The Statistics Seminar speaker for Wednesday, October 23, 2019, is Mikhail Belkin, a professor in the Department of Computer Science and Engineering and the Department of Statistics at the Ohio State University. He received his PhD from the University of Chicago in Mathematics in 2003. His research focuses on understanding the fundamental structure in data, the principles of recovering these structures and their computational, mathematical and statistical properties. This understanding, in turn, leads to algorithms for dealing with real-world data. His work includes algorithms such as Laplacian Eigenmaps and Manifold Regularization which use ideas of classical differential geometry for analyzing non-linear high-dimensional data and have been widely used in applications. Prof. Belkin is a recipient of an NSF Career Award and a number of best paper and other awards. He has served on the editorial boards of the Journal of Machine Learning Research and IEEE PAMI.

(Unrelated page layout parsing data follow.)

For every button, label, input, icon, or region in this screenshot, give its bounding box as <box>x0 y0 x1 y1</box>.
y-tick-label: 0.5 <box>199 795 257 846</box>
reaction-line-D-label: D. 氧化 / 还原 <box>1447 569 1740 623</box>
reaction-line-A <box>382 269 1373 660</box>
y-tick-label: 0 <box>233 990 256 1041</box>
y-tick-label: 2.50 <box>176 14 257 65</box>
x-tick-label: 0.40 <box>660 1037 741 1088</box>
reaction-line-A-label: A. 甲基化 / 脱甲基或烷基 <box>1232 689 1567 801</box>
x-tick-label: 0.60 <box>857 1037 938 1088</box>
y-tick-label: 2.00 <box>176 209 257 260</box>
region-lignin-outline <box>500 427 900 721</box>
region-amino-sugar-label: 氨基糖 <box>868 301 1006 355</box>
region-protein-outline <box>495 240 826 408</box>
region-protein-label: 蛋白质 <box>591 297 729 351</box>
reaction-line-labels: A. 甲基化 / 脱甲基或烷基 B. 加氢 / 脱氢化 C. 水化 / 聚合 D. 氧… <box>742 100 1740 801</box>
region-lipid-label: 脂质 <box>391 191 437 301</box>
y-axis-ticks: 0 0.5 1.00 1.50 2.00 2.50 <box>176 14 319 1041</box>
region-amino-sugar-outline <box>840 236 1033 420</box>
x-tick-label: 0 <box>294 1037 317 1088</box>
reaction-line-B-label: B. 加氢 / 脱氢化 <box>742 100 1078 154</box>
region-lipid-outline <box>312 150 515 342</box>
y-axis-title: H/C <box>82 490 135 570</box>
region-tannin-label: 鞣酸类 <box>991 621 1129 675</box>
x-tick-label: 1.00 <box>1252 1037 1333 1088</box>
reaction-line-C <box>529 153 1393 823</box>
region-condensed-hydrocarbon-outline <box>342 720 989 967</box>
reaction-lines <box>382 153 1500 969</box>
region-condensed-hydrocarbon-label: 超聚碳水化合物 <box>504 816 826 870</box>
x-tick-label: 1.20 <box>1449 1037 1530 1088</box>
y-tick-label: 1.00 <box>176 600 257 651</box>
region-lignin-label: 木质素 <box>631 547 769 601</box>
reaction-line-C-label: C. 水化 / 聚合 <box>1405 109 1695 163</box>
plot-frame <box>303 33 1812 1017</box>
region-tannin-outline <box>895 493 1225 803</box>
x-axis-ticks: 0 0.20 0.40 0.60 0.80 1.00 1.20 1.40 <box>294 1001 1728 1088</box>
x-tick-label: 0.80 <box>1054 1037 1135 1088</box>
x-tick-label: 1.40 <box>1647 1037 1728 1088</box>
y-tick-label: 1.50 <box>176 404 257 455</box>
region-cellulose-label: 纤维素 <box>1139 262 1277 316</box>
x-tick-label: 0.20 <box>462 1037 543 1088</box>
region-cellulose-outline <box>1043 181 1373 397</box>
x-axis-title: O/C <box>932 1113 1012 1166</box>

Talk: Beyond Empirical Risk Minimization: the lessons of deep learning
Abstract: “A model with zero training error is overfit to the training data and will typically generalize poorly” goes statistical textbook wisdom. Yet, in modern practice, over-parametrized deep networks with near perfect fit on training data still show excellent test performance. This apparent contradiction points to troubling cracks in the conceptual foundations of machine learning. While classical analyses of Empirical Risk Minimization rely on balancing the complexity of predictors with training error, modern models are best described by interpolation. In that paradigm a predictor is chosen by minimizing (explicitly or implicitly) a norm corresponding to a certain inductive bias over a space of functions that fit the training data exactly. I will discuss the nature of the challenge to our understanding of machine learning and point the way forward to first analyses that account for the empirically observed phenomena. Furthermore, I will show how classical and modern models can be unified within a single "double descent" risk curve, which subsumes the classical U-shaped bias-variance trade-off.
Finally, I will discuss the important implications for optimization, showing, in particular, how the lessons of deep learning can be used to accelerate kernel machines.